Some policies will impose on-going conditions on the terms of cover. It may be a condition, for example, that a vehicle is kept in a particular minimal roadworthy compliance state and condition. Where there is a breach of condition, the insurer may choose to waive the breach, in which event, it may no longer treat the policy as void. The insurer may impliedly waive a condition, where it proceeds to affirm the policy in knowledge of the breach of condition.
A warranty is an affirmation by a party to the policy that certain facts are true. Under contract law generally, breach of warranty does not entitle the other party to terminate. However in the context of insurance, breach of warranty will generally entitle the insurer to repudiate liability. In order it should be a warranty in this sense, it must be unambiguously so expressed.
The courts will interpret the warranty against the interests of the insurer. The courts do not favour the insurer who seeks to avoid liability on technical grounds. However, if the language is clear and there has been clear breach of warranty, the contract may be avoided.

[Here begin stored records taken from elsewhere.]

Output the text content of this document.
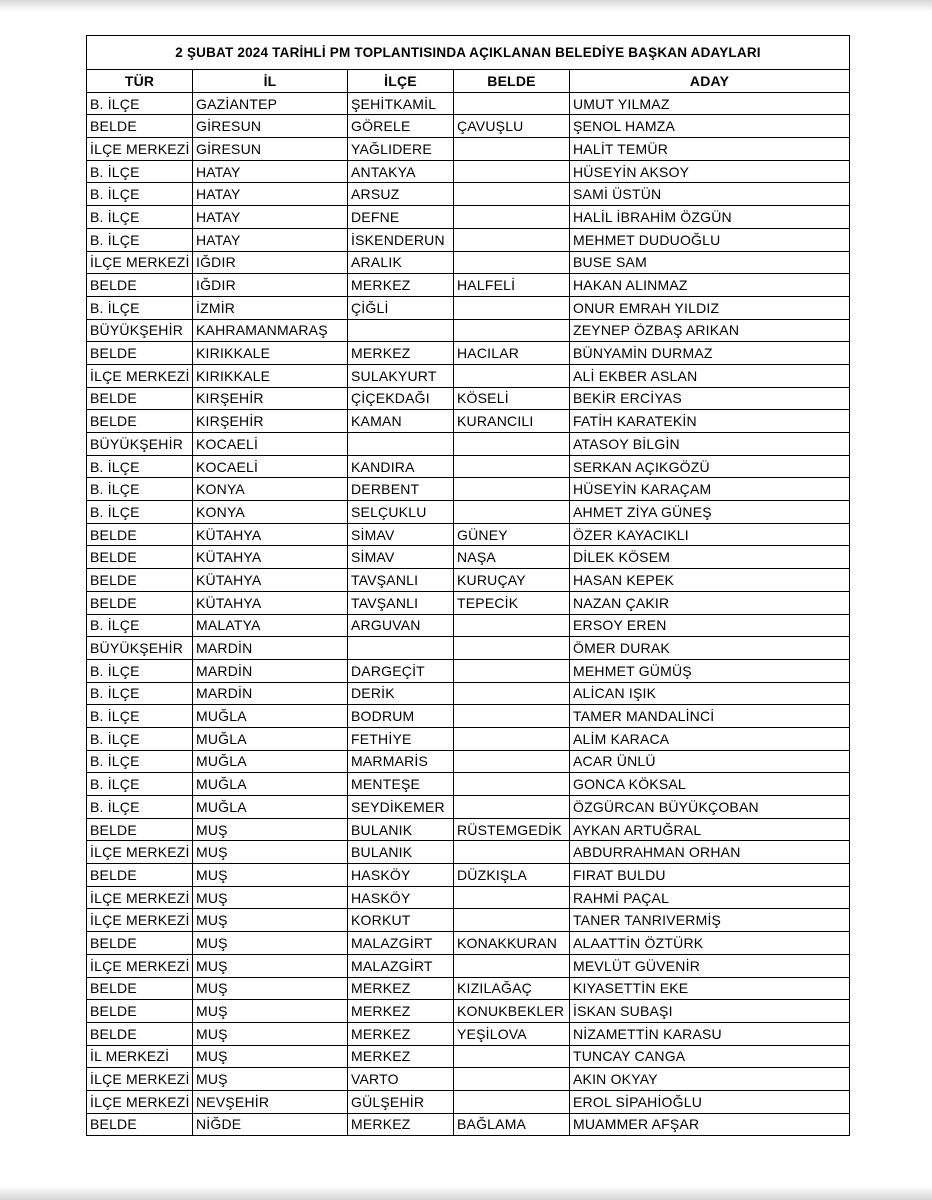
2 ŞUBAT 2024 TARİHLİ PM TOPLANTISINDA AÇIKLANAN BELEDİYE BAŞKAN ADAYLARI				
TÜR	İL	İLÇE	BELDE	ADAY
B. İLÇE	GAZİANTEP	ŞEHİTKAMİL		UMUT YILMAZ
BELDE	GİRESUN	GÖRELE	ÇAVUŞLU	ŞENOL HAMZA
İLÇE MERKEZİ	GİRESUN	YAĞLIDERE		HALİT TEMÜR
B. İLÇE	HATAY	ANTAKYA		HÜSEYİN AKSOY
B. İLÇE	HATAY	ARSUZ		SAMİ ÜSTÜN
B. İLÇE	HATAY	DEFNE		HALİL İBRAHİM ÖZGÜN
B. İLÇE	HATAY	İSKENDERUN		MEHMET DUDUOĞLU
İLÇE MERKEZİ	IĞDIR	ARALIK		BUSE SAM
BELDE	IĞDIR	MERKEZ	HALFELİ	HAKAN ALINMAZ
B. İLÇE	İZMİR	ÇİĞLİ		ONUR EMRAH YILDIZ
BÜYÜKŞEHİR	KAHRAMANMARAŞ			ZEYNEP ÖZBAŞ ARIKAN
BELDE	KIRIKKALE	MERKEZ	HACILAR	BÜNYAMİN DURMAZ
İLÇE MERKEZİ	KIRIKKALE	SULAKYURT		ALİ EKBER ASLAN
BELDE	KIRŞEHİR	ÇİÇEKDAĞI	KÖSELİ	BEKİR ERCİYAS
BELDE	KIRŞEHİR	KAMAN	KURANCILI	FATİH KARATEKİN
BÜYÜKŞEHİR	KOCAELİ			ATASOY BİLGİN
B. İLÇE	KOCAELİ	KANDIRA		SERKAN AÇIKGÖZÜ
B. İLÇE	KONYA	DERBENT		HÜSEYİN KARAÇAM
B. İLÇE	KONYA	SELÇUKLU		AHMET ZİYA GÜNEŞ
BELDE	KÜTAHYA	SİMAV	GÜNEY	ÖZER KAYACIKLI
BELDE	KÜTAHYA	SİMAV	NAŞA	DİLEK KÖSEM
BELDE	KÜTAHYA	TAVŞANLI	KURUÇAY	HASAN KEPEK
BELDE	KÜTAHYA	TAVŞANLI	TEPECİK	NAZAN ÇAKIR
B. İLÇE	MALATYA	ARGUVAN		ERSOY EREN
BÜYÜKŞEHİR	MARDİN			ÖMER DURAK
B. İLÇE	MARDİN	DARGEÇİT		MEHMET GÜMÜŞ
B. İLÇE	MARDİN	DERİK		ALİCAN IŞIK
B. İLÇE	MUĞLA	BODRUM		TAMER MANDALİNCİ
B. İLÇE	MUĞLA	FETHİYE		ALİM KARACA
B. İLÇE	MUĞLA	MARMARİS		ACAR ÜNLÜ
B. İLÇE	MUĞLA	MENTEŞE		GONCA KÖKSAL
B. İLÇE	MUĞLA	SEYDİKEMER		ÖZGÜRCAN BÜYÜKÇOBAN
BELDE	MUŞ	BULANIK	RÜSTEMGEDİK	AYKAN ARTUĞRAL
İLÇE MERKEZİ	MUŞ	BULANIK		ABDURRAHMAN ORHAN
BELDE	MUŞ	HASKÖY	DÜZKIŞLA	FIRAT BULDU
İLÇE MERKEZİ	MUŞ	HASKÖY		RAHMİ PAÇAL
İLÇE MERKEZİ	MUŞ	KORKUT		TANER TANRIVERMİŞ
BELDE	MUŞ	MALAZGİRT	KONAKKURAN	ALAATTİN ÖZTÜRK
İLÇE MERKEZİ	MUŞ	MALAZGİRT		MEVLÜT GÜVENİR
BELDE	MUŞ	MERKEZ	KIZILAĞAÇ	KIYASETTİN EKE
BELDE	MUŞ	MERKEZ	KONUKBEKLER	İSKAN SUBAŞI
BELDE	MUŞ	MERKEZ	YEŞİLOVA	NİZAMETTİN KARASU
İL MERKEZİ	MUŞ	MERKEZ		TUNCAY CANGA
İLÇE MERKEZİ	MUŞ	VARTO		AKIN OKYAY
İLÇE MERKEZİ	NEVŞEHİR	GÜLŞEHİR		EROL SİPAHİOĞLU
BELDE	NİĞDE	MERKEZ	BAĞLAMA	MUAMMER AFŞAR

An insurer may specify that a particular warranty is the basis of the contract. If this is falsely answered, the insurer may avoid the policy. This may be the case even though the statement is not critical. Questions may arise as to whether this constitutes and unfair contract term, which may by invalid in the contest of an insurance policy with a consumer .
General principles of interpretation of contract apply to the interpretation of insurance policies. The courts will look at the policy as a whole. It is interpreted in light of the parties presumed intention. Generally, the ordinary or literal meaning of words will apply, unless it leads to an absurdity.
Where there is an ambiguity, a reasonable interpretation will apply. In interpretation generally, the contract is interpreted against the interests of the party who has put forward the policy. However, this will only apply where there is an ambiguity. Where words are clear, effect will be given to them.